Salendo al primo piano, nelle stanze un tempo riservate al parroco, un altro ciclo di immagini continua il racconto. Qui il pittore Francesco Da Re ha fissato nella calce i Misteri Gaudiosi, la scena intensa della Crocifissione e la figura di “sorella morte”, secondo una sensibilità che intreccia catechesi e quotidianità, invitando chi osserva a riflettere sul senso ultimo dell’esistenza. È un percorso interiore che accompagna dall’annuncio della gioia evangelica fino al momento estremo, con uno sguardo di speranza.
Al centro dell’aula liturgica, la pala d’altare raffigura San Francesco di Paola mentre intercede presso la Vergine Maria e Gesù, quasi a proteggere il paese, le famiglie e tutti coloro che nel corso del tempo sono saliti fin quassù: eremiti, pellegrini, fedeli in processione, persone in cerca di conforto o di una grazia speciale. L’immagine del santo è insieme vigile e rassicurante, come se accompagnasse il riposo di chi gli affida la propria vita e le proprie inquietudini.
La figura di don Cumano resta presente anche dopo la sua morte. Il sacerdote riposa infatti all’ingresso della chiesa, sotto una lapide che riporta una data curiosa: 1725, incisa in anticipo come presunto anno della sua morte, mentre in realtà egli si spense nel 1719. Sopra la porta principale volle un mezzo busto che lo ritrae, quasi a vegliare su chi entra e a ricordare il legame profondo tra la sua storia personale e quella dell’oratorio. Nel testamento lasciò disposizioni precise per il funerale e soprattutto donò l’edificio alla comunità, affidandole il compito di custodirlo.

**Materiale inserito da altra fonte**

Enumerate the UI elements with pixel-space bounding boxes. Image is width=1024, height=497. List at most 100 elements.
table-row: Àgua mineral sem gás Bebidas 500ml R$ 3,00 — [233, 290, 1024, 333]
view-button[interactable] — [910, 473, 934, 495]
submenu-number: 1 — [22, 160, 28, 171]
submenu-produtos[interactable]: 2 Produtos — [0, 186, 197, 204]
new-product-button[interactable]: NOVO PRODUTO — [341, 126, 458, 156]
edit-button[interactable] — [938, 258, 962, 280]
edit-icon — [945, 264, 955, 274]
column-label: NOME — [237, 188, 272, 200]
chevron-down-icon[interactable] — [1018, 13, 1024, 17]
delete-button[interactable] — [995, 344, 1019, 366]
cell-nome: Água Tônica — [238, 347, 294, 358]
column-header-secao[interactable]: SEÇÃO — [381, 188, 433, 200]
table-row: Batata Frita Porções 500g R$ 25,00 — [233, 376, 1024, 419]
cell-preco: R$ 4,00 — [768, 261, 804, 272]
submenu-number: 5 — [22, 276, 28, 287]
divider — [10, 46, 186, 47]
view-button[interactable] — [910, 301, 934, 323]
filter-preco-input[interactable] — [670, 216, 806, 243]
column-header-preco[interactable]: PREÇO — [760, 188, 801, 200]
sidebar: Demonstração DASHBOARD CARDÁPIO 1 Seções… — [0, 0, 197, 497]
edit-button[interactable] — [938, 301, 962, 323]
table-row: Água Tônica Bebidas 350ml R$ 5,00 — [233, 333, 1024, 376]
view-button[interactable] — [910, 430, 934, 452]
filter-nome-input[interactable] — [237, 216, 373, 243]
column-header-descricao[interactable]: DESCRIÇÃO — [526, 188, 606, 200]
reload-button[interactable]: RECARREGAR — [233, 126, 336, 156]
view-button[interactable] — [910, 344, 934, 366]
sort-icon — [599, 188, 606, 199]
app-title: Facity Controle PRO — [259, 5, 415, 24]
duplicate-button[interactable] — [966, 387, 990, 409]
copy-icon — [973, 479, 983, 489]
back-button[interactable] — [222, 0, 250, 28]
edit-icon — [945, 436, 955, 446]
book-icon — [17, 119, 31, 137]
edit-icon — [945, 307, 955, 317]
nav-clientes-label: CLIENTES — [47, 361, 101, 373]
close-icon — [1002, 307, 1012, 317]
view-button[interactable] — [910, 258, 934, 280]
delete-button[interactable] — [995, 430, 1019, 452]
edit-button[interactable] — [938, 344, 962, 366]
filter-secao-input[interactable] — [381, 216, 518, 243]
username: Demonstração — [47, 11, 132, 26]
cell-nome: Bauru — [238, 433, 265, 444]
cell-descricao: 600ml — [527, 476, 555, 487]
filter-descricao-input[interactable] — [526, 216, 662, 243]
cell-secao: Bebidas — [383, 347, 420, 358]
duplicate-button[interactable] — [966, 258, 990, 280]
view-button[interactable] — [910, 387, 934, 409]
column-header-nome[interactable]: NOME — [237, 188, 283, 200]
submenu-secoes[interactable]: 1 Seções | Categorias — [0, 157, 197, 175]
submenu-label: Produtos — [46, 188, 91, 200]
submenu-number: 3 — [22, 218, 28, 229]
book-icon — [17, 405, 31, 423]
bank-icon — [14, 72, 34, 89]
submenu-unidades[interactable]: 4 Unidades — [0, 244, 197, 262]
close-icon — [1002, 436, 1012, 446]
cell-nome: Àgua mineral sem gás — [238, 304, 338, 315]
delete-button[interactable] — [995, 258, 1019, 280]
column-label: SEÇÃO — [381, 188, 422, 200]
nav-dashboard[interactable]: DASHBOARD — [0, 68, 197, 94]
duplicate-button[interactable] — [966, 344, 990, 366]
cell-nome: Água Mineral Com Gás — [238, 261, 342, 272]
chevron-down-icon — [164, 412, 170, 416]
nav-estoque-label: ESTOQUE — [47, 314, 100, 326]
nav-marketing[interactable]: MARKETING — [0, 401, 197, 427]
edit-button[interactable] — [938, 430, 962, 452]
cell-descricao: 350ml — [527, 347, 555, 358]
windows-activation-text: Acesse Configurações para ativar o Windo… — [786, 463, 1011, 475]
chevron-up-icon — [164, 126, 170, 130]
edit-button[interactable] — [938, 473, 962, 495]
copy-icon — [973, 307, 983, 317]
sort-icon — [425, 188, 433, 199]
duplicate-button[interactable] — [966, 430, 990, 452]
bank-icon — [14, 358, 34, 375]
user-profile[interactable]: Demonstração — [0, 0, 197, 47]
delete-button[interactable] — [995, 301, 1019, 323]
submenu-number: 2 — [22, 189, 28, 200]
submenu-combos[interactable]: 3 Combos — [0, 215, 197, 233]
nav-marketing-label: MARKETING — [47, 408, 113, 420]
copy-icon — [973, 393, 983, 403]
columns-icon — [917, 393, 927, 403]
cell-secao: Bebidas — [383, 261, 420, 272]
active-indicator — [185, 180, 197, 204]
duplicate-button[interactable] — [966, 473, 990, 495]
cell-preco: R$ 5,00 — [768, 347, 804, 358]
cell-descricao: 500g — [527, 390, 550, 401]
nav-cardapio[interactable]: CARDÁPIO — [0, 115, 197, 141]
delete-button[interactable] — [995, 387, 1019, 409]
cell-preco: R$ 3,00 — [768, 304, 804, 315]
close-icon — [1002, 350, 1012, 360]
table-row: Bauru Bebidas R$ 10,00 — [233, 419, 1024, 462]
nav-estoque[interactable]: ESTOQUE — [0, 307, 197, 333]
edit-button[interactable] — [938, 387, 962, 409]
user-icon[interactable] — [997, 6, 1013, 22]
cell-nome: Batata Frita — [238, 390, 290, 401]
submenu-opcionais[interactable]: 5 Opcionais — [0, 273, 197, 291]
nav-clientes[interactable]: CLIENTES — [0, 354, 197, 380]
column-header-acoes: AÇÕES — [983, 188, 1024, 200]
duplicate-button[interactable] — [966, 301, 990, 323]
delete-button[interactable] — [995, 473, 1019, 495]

Oggi l’oratorio di San Francesco di Paola è considerato uno dei rari esempi di “paesaggio devozionale” del Veneto, dove architettura, natura e vita religiosa formano un tutt’uno. Per i revinési resta un luogo identitario: qui da decenni si svolgono le rappresentazioni degli ultimi momenti della Passione di Cristo, che trasformano l’intero colle in una scenografia suggestiva, intrecciando ancora una volta fede, tradizioni e bellezza del territorio. Chi sceglie di salire fin quassù, non visita solo un monumento, ma entra in una storia viva che continua a parlare alla comunità e ai visitatori di oggi.